Lucas shot me that big smile, now perfectly seated in his face, and a shiver ran through me. Staying around him for even a minute longer was a dangerous plan when I found him that attractive. There was fear in it as well as excitement, but it wasn’t that I was afraid of him. I was afraid of what could happen to me because of him, but that was a very different thing to my head.
“Let’s go,” he said, and dragged my scream from me again with the speed at which he rejoined the traffic.
Chapter Six
“What am I supposed to say?” I spoke up when Lucas pulled the car into a parking spot in front of the school.
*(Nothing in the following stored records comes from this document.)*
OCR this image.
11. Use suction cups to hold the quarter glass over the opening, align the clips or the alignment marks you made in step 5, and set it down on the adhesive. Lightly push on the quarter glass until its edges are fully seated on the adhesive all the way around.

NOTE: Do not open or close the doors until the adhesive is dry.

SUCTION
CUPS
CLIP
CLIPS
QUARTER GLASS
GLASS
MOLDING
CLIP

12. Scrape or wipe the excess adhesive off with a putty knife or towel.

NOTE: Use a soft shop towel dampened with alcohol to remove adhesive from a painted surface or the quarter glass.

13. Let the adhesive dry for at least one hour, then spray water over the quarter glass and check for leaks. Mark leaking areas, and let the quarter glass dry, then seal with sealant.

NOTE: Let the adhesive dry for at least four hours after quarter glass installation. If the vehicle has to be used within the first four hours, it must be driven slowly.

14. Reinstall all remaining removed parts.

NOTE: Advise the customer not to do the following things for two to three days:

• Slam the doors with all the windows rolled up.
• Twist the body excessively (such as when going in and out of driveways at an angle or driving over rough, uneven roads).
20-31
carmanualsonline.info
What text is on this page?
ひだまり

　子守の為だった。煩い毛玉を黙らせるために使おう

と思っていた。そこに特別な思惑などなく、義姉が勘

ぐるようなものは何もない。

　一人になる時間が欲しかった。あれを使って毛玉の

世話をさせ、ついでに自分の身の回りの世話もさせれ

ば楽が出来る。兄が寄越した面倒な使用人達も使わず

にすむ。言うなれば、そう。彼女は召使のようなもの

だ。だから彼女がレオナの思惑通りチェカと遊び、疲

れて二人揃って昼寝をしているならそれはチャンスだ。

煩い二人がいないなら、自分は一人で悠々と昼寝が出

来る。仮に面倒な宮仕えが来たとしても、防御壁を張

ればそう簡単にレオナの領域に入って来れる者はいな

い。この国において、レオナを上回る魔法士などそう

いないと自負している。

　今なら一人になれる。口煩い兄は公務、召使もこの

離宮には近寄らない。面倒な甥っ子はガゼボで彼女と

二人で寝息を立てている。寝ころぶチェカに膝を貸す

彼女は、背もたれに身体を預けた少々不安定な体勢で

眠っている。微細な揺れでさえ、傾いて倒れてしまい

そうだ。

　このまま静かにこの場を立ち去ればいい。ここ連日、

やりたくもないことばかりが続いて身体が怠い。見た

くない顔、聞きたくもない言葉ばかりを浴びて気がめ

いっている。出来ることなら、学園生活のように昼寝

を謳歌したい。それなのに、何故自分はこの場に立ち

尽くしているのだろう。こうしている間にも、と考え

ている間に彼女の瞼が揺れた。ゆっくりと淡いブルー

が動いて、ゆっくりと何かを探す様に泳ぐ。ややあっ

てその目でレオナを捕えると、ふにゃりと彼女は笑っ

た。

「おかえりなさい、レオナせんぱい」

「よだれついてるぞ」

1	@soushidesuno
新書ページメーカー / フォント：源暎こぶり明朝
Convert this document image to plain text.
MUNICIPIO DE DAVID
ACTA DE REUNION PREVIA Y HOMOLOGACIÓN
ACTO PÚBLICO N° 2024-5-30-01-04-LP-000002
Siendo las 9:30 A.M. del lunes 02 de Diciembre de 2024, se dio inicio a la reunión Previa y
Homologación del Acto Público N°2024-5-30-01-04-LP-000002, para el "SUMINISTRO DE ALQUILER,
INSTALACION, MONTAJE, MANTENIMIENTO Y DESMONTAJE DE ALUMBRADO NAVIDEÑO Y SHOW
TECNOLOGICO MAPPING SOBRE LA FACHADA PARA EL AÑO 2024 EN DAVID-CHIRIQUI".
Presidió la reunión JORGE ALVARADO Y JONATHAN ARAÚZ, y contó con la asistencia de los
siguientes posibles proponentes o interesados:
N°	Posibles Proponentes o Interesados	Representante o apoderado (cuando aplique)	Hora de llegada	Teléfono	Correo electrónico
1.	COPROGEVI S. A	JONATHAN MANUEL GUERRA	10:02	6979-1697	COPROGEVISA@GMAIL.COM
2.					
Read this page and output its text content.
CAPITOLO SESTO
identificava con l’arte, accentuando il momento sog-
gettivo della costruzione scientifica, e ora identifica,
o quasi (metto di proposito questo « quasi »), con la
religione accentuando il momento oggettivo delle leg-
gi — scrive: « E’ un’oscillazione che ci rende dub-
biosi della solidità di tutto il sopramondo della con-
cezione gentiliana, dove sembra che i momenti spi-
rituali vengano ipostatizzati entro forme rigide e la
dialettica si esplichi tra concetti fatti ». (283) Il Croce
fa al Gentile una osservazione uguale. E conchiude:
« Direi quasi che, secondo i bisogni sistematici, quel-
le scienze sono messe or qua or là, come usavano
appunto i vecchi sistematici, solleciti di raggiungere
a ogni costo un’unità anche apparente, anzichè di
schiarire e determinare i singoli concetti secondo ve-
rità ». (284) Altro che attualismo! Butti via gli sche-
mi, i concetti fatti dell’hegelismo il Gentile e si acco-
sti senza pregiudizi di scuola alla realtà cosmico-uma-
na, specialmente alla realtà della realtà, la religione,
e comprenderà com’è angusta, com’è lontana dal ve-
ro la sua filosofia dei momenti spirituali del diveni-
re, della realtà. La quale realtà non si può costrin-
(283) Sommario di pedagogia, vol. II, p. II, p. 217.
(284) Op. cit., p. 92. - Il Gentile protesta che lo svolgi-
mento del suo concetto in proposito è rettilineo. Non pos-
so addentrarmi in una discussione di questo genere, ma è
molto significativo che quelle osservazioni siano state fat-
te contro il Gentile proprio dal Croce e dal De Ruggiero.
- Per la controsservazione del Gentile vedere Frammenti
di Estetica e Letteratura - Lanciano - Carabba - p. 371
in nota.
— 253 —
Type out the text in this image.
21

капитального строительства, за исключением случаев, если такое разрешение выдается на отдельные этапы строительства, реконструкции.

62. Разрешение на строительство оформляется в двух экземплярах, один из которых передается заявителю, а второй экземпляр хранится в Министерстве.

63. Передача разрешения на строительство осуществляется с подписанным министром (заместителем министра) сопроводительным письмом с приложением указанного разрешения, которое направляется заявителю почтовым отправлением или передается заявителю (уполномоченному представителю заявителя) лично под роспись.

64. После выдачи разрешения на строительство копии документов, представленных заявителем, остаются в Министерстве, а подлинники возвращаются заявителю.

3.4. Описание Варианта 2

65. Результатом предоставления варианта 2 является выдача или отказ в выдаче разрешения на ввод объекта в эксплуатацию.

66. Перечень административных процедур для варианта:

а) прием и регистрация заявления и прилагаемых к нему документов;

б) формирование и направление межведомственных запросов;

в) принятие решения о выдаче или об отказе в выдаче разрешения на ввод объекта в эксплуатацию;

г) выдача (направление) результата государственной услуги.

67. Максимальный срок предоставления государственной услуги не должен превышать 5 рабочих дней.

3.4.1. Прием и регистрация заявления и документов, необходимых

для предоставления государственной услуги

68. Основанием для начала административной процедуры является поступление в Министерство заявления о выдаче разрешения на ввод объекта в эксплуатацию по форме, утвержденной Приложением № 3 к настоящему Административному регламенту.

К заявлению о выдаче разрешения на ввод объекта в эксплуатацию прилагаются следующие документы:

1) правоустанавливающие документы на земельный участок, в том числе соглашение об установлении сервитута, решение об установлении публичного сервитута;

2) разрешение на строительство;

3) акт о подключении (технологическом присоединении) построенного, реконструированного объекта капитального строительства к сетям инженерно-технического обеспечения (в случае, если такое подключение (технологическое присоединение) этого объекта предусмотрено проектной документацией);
He’d been trying to engage me in conversation the whole several minutes it had taken to get to school, and I hadn’t ignored him, but I’d kept my contribution minimal. It hadn’t seemed to bother him, so at least he’d been honest about not caring about more than my presence.
Now he was looking at me more suspiciously than I ever remembered before. “About what?”
“To everyone who asks me why I came to school with you,” I said. “Someone is bound to have already noticed, it’s not like we’re travelling incognito. I guarantee everyone will be talking about it by the time we get to second period.”
“Oh.” Lucas grimaced. “What’s that thing the celebs say when the media bug them about something they don’t want to talk about?”
“Are you seriously suggesting I can respond with no comment when everyone asks me what I was doing in a car with you?”
“Why not?” said Lucas, and climbed out of the car. He strode towards the school building leaving the doors locked with the top down. I was forced to climb over the side of the car in my school skirt. At least Lucas had already walked off without looking back, so I didn’t have to worry about him trying to catch a glimpse of something I didn’t want to show him.
Following him through the gates into the Burgundy College grounds at a much slower pace, I knew exactly what was happening. I was being set aside for the day so Lucas could play with his other little school friends. That was exactly how he worked in these situations. That was what it had been like the first time, before I’d known better. When he was ready to play again, he would show up and it would be as if that cold little walk-off hadn’t even happened.
And he wondered that I wasn’t interested in that. Were there girls in our class who did go in for that kind of arrangement? I couldn’t actually think who Lucas had been going out with in the past couple of years. I hadn’t been paying much attention. I didn’t care that much, but also at some point I had realised that the meaningless ‘going-out’ relationships being formed and broken at will by ten-year-olds had turned into teenage relationships where the participants were probably having sex, and I really didn’t want to think about people I’d known as kids having sex. It was actually worse than thinking about my parents having sex, because I’d had to accept that was a thing that happened since I knew what sex was, and I doubted they were having much of it now anyway.
Well, the main point was I was probably going to have to start paying attention to Lucas again.
Tamara and Aileen joined me outside our first class for the day. Obviously both of them already knew how I’d made it to school, and crowded in asking so many questions I couldn’t actually focus on any one of them.
I waved my hands in front of their faces. “No comment. No comment, okay?”
Aileen fell over laughing. “Is that what you have to say when you start dating a school celebrity?”
I winced at the thought of dating Lucas. The guy didn’t even want to hang out with me at school. I’d have a boyfriend who spent more time with Ashleigh than with me.
“He’s not my boyfriend,” I said. “That’s all I’m going to say.” I definitely wasn’t going to tell them it was Lucas who had said I should no comment everything, or they’d never let me forget it.
“Friends with benefits, yes,” said Aileen. “You sly dog.”